I dont know, I guess he could be getting in through telnet, but again, is there any way I would know who and when ?

if a database was hacked, how do people find out who did it ?

jweissig

hi,

what database are you using? I know of a couple ways to track what SQL statments are run on the server.. i need to know what server though?

justin

fernyburn

erm...

Im using Mysql Version 3.23.54
PHP Version 4.2.3
Apache Version 1.3.27 (Unix)
Operating System Linux
phpMyAdmin 2.3.2 through cpanel

does any of that give you the information that you need ??

jweissig

hi,

yes, if you are running MySQL you can enable logging of the SQL statments which are executed on the server by running the MySQL binary using the "--log" switch.
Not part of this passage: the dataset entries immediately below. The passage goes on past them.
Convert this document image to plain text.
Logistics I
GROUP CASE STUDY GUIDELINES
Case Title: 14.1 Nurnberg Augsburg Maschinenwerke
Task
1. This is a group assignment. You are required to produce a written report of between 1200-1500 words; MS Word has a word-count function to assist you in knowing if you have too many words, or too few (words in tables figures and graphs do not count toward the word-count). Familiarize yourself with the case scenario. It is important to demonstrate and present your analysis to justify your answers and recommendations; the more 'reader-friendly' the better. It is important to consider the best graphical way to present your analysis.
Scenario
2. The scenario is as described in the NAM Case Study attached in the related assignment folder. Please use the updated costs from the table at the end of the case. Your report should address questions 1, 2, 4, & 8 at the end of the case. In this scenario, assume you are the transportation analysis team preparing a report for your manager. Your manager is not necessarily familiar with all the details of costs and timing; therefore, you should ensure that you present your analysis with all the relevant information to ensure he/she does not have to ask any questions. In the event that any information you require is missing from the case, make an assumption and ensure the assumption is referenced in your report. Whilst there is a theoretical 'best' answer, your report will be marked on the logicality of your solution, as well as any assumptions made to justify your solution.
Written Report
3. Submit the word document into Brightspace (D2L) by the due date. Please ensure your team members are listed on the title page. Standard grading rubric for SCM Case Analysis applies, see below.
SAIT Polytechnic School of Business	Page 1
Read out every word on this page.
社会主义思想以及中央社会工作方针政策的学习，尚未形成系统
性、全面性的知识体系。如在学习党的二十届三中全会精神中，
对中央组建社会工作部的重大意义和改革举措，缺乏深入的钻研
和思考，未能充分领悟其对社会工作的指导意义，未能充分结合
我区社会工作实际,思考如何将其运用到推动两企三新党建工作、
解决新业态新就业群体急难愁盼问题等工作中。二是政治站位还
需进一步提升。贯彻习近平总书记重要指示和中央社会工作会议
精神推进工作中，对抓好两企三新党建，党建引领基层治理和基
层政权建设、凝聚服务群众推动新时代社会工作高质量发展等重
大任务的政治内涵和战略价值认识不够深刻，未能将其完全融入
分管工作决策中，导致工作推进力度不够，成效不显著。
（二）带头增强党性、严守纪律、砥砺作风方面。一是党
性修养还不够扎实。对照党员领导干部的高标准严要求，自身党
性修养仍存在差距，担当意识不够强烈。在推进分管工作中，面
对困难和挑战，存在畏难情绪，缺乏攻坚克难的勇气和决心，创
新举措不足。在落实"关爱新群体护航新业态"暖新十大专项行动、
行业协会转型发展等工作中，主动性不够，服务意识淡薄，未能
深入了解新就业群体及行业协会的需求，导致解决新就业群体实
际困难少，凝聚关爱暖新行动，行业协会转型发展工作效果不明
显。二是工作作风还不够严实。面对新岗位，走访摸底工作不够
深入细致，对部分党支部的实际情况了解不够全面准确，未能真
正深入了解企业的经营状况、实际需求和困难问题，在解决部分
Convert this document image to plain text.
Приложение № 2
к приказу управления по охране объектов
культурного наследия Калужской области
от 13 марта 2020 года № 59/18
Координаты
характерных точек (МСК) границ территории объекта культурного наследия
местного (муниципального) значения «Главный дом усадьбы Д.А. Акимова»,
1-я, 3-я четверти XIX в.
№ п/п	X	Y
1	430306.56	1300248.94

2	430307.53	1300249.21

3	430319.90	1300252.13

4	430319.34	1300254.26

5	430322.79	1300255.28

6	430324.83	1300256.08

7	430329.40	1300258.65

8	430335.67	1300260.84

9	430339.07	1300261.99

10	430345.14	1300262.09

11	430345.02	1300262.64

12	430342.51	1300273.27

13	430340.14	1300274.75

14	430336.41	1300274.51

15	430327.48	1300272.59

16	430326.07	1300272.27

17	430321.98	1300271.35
check out http://www.mysql.com/doc/en/Log_file_maintenance.html

basically you can run "./safe_mysqld --log" or "./safe_mysqld --log=/place/to/store/log.txt"

hope this helps.

Justin

fernyburn

Hi Justin,
Hey thanks fot that, At least I know now that there are log files, all I gotta do is figure out how to understand them.

As I said I am a complete novice at mysql. I can browse, export, and import data into a database, but not a great deal else

this command

basically you can run "./safe_mysqld --log" or "./safe_mysqld --log=/place/to/store/log.txt"

where exactly do I run it, as I said I use cpanel, and phpmyadmin !!